Nicht zufällig gibt das erste Kapitel einen Blick frei in den Alltag dementer Menschen. Es geht um die Würde des "sehr alten und des kranken Menschen". Es geht um Pflegekosten, wie sie bezahlt werden können, welche Pflegeversicherungen empfehlenswert sind und welche nicht. Und natürlich um Alten- und Pflegeheime. Prominente, wie die früheren Politiker Henning Scherf und Hans-Jochen Vogel verwirklichen verschiedene Vorstellungen; ersterer lebt in einer Alten-WG, letzterer in einem Altenwohnstift (und beide bestehen natürlich darauf, dass *ihre* Wahl die bessere sei). Wie findet man ein gutes, ein den eigenen Finanzen angemessenes Heim? Was kostet es? Fragen an die Heimleitung und Tipps dazu, worauf man achten sollte. Irgendwann geht es mit unserem Leben dem Ende zu - aber nicht einmal das ist einfach: "Das Sterbendürfen ist zur juristischen Kunst geworden". Wir beginnen Angst zu haben, dass der medizinische Fortschritt am Ende nicht zum Segen, sondern zum Fluch wird. Angehörige sollten entscheiden können, ob eine Magensonde gelegt werden *darf*, nicht *muss*! Informationen gibt das Buch auch zur Patientenverfügung, also zum ausdrücklichen Willen des Patienten, wenn er ihn nicht mehr ausdrücken kann. Norbert Blüm, der Finanzexperte Bernd Raffelhüschen und der Pflegeheim-Kritiker Claus Fussek diskutieren über eine sinnvolle Pflegeversicherung.

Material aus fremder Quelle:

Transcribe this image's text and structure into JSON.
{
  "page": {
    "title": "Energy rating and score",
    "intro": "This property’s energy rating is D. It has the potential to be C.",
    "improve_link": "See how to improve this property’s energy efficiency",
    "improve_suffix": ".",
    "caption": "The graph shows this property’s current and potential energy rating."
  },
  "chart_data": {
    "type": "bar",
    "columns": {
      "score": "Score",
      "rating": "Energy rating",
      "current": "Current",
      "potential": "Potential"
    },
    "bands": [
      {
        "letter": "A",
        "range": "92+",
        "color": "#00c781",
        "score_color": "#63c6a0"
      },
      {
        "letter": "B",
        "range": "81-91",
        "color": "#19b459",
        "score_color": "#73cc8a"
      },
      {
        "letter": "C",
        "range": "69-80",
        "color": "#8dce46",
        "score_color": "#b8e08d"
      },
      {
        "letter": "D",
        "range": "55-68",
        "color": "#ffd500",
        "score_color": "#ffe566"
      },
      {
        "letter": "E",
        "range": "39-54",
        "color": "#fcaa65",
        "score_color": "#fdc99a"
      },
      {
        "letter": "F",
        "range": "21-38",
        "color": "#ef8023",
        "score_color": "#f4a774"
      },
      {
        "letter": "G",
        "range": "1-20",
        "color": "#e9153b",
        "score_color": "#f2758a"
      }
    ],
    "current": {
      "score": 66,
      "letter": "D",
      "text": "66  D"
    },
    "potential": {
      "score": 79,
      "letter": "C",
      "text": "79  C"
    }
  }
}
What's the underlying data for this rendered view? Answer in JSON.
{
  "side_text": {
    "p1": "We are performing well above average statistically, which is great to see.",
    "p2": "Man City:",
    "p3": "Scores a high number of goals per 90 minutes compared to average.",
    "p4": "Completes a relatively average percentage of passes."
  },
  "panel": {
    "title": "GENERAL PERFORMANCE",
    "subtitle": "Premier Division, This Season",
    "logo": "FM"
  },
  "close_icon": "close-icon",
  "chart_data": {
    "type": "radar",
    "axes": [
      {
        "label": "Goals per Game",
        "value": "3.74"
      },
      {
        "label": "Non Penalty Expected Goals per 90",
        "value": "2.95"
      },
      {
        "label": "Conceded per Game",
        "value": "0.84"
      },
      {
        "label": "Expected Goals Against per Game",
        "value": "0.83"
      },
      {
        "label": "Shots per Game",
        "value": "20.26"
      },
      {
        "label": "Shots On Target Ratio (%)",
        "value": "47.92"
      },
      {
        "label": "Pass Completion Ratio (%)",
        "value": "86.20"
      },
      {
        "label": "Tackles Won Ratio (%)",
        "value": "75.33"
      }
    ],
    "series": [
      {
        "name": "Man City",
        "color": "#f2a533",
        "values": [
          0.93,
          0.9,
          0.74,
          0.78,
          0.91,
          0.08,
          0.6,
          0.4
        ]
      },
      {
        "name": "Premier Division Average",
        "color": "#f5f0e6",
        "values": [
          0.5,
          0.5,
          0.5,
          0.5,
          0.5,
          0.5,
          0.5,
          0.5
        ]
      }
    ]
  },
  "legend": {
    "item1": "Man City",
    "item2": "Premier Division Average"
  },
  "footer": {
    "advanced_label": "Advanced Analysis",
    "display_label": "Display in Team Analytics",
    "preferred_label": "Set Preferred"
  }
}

Grundlage des Buches ist eine Artikelserie in der Süddeutschen Zeitung. So ist es naheliegend, dass es in journalistischem Stil mit einer gewissen Leichtigkeit geschrieben ist. Außerdem sind Erfahrungen von Lesern der Artikel in das Buch eingeflossen. Es ist eine nachdenkenswerte und hilfreiche Lektüre für alle, die sich mit diesem Thema befassen wollen oder müssen, also Betroffene und Familienangehörige. Und für diejenigen, welche die Artikel in der SZ nicht gelesen oder schon wieder vergessen haben (ja, ja, die ersten Anzeichen!). Schade, dass der Epilog ein düsterer Text ist. Er soll wohl aufrütteln. Dass wir uns richtig verstehen: Die Pflegemissstände sind skandalös. Noch skandalöser ist, dass sich immer noch viel zu wenig bewegt, um diese Missstände abzustellen. Hier ist in erster Linie die Politik durch Gesetzgebung und Finanzierungsgestaltung gefragt. Dieses Thema gehört zweifellos in dieses Buch. Aber so wie der Text da am Ende des Buches steht, verbreitet er schiere Angst. Und Angst, das wissen wir aus der Neuropsychologie, behindert das Finden kreativer Lösungen. Sie lähmt.
Dabei war doch auch die Rede davon, dass immerhin siebzig Prozent der Altenwohnheime angemessene Pflege leisten, manche sind sehr gut. Und, die Mehrzahl der Menschen werden weder an Demenz, noch an Parkinson leiden. Wäre es nicht besser, die Leser mit dieser Hoffnung zu entlassen, auf dass sie überlegt und kreativ für ein würdevolles Altern vorsorgen und engagiert für die notwendigen Reformen eintreten? Das Buch lohnt sich trotzdem, da es nachdenklich macht und - hoffentlich - zum Vorausdenken animiert.